The completion of the MRT-4 project is vital in decongesting Metro Manila and generating business opportunities in other neighboring provinces such as Rizal. In our opinion, developers should start acquiring parcels of land around the proposed train stations given the price appreciation potential of residential projects around these areas. Developers should also consider building office towers that would complement the condominium units to capture the talent pool from the eastern part of Metro Manila. The project should help dictate the strategies of developers with landbank in the area.
GOVERNMENT ISSUES AMENDED REITS RULES, REGULATIONS
The government has issued the new Implementing Rules and Regulations (IRR) of the Real Estate Investment Trust Act (REIT) which is seen to spur growth in the real estate sector. The Finance department said that those with income-generating real estate assets can be considered as REIT companies. Under the new IRR, one of the amended provisions include the reduction of the minimum public ownership to 33%, from the previous requirement of 40%. Several companies have also expressed interest in entering the REIT landscape since its enactment back in 2009.
The government’s issuance of the amended REIT IRR places the Philippines at par with other countries that have well developed real estate markets. The law is now up for full implementation after facing roadblocks due to taxation and public ownership requirements. In our opinion, now is the most propitious time for developers to launch REITs as we have seen a sustained growth in the Philippine property market. This is likely to continue as it is backed by stable macroeconomic fundamentals. Colliers recommends that developers use REIT proceeds to renovate and reposition old assets such as offices, malls and warehouses given the more relaxed restrictions on REITs. Meanwhile, funds raised through REIT can also be used to develop integrated communities in key cities outside of Metro Manila. Overall, the successful implementation of Philippine REITs is likely to draw in greater interest from developers, as well as attract more foreign investments into the country.
DMCI, RLC TEAM UP FOR LAS PIÑAS CONDO
DMCI Homes and Robinsons Land Corp. are entering a joint venture project for a three-tower condominium project in Las Piñas city. The Sonora Garden Residences shall consist of one to three-bedroom units with sizes ranging from 28 to 83.5 sq metres (300 to 900 sq feet). The project is likely to have access to the existing Robinsons Place Las Piñas and should offer several amenities such as a fitness gym, game area, basketball court and a Sky Promenade.

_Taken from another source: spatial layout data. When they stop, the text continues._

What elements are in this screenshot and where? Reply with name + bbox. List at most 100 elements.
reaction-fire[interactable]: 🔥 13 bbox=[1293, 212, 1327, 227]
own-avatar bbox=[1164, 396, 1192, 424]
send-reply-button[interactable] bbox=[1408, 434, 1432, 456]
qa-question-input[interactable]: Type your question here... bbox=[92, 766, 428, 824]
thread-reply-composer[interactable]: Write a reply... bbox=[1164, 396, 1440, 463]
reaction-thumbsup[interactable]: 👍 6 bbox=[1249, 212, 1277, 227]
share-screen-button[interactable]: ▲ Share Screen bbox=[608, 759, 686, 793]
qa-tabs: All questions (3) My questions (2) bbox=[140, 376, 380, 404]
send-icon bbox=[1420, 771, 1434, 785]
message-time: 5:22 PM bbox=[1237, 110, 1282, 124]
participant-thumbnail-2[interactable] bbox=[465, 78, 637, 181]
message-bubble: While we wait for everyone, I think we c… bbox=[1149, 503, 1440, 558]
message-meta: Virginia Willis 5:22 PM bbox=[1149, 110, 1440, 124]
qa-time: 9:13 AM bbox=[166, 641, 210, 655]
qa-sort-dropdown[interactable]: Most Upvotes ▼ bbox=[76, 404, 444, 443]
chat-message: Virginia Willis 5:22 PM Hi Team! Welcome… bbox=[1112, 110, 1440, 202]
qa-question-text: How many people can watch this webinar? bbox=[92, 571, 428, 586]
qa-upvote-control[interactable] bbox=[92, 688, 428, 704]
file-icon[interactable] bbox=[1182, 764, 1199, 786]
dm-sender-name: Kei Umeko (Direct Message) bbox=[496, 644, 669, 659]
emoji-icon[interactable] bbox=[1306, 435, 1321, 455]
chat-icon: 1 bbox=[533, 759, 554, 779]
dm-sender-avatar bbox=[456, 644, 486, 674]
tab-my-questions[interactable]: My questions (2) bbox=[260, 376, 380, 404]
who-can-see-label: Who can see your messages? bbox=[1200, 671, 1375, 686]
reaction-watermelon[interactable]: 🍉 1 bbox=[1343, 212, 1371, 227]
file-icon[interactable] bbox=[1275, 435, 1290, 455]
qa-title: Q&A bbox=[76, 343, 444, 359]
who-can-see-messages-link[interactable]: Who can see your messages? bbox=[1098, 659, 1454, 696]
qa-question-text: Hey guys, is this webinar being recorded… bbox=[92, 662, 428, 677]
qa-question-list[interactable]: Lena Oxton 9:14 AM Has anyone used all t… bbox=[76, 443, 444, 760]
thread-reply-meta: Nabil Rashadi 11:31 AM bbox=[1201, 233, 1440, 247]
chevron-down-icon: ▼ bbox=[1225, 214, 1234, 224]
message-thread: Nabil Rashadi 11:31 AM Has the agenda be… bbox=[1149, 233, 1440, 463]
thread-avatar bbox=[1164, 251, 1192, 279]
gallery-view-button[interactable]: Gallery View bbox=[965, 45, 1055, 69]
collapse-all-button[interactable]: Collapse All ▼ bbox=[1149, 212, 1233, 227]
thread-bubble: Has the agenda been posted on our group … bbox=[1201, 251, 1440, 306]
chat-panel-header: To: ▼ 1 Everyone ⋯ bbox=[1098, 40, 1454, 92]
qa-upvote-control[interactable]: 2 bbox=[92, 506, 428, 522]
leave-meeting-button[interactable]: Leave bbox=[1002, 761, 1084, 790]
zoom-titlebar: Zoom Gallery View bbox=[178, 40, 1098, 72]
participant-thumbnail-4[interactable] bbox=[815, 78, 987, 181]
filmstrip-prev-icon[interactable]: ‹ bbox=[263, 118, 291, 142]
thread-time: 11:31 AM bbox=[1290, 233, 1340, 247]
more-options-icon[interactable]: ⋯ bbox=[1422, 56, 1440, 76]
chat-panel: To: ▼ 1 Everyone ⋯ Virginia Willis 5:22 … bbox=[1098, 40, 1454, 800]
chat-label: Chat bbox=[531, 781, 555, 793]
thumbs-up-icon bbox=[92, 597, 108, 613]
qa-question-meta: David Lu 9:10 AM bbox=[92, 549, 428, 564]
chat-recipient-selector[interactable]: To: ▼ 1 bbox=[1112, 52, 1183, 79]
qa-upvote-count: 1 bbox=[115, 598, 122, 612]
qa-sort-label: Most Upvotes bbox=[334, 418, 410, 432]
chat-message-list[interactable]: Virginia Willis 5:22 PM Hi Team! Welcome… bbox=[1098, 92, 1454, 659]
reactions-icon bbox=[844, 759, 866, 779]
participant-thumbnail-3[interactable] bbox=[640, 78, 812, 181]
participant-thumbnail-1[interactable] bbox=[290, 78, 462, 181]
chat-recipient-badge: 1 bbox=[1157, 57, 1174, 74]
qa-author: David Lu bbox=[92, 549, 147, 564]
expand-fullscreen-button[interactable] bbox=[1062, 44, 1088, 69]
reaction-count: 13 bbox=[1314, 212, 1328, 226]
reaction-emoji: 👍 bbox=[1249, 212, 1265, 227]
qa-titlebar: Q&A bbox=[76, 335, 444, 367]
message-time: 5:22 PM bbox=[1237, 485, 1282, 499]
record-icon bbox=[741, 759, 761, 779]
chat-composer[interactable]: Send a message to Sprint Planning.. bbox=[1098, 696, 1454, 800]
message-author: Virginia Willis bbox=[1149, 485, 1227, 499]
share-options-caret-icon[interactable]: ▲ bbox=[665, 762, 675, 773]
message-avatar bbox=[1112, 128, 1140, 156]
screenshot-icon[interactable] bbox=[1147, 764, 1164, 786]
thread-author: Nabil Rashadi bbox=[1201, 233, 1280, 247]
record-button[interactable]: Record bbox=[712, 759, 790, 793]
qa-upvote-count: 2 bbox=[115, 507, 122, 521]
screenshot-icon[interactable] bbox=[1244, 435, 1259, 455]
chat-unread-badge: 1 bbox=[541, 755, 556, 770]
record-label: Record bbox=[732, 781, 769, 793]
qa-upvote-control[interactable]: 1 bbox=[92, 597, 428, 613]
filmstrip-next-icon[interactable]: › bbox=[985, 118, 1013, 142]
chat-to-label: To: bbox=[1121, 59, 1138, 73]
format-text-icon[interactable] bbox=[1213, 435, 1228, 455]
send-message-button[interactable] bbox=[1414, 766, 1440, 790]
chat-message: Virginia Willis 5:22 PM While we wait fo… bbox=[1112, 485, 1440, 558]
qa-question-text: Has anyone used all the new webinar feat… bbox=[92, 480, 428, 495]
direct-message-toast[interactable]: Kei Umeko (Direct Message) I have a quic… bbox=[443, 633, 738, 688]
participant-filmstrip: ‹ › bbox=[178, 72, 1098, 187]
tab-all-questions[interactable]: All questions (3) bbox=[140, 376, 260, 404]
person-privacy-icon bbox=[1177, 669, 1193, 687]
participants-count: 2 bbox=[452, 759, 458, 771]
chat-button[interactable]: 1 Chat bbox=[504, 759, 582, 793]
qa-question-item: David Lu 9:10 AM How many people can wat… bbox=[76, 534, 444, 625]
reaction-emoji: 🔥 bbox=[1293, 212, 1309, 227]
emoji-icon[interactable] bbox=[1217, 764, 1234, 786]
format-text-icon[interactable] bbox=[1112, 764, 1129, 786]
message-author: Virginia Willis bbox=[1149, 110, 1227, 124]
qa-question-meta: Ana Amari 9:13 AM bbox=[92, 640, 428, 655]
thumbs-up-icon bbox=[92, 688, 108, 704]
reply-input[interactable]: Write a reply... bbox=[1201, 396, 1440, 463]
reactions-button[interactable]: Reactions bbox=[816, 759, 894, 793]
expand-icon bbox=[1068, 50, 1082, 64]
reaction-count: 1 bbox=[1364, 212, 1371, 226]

Sonora Garden Residences is scheduled for turnover by December 2023.
Colliers sees the growing popularity of joint venture projects among local developers. This is complemented by the launch of mid-income to luxury (PHP3.2 million and above) residential projects. In our opinion, developers should introduce residential projects that are within master-planned communities that integrate the live-work-play lifestyle. Moreover, developers should also consider launching new projects in the fringes of business districts which have a potential for capital appreciation. Colliers has been recording consistent take-up of condominium in cities located south of Metro Manila such as Muntinlupa, Las Piñas and Parañaque. Property firms have been responding to the demand by launching more residential towers, some of which through joint ventures between local developers.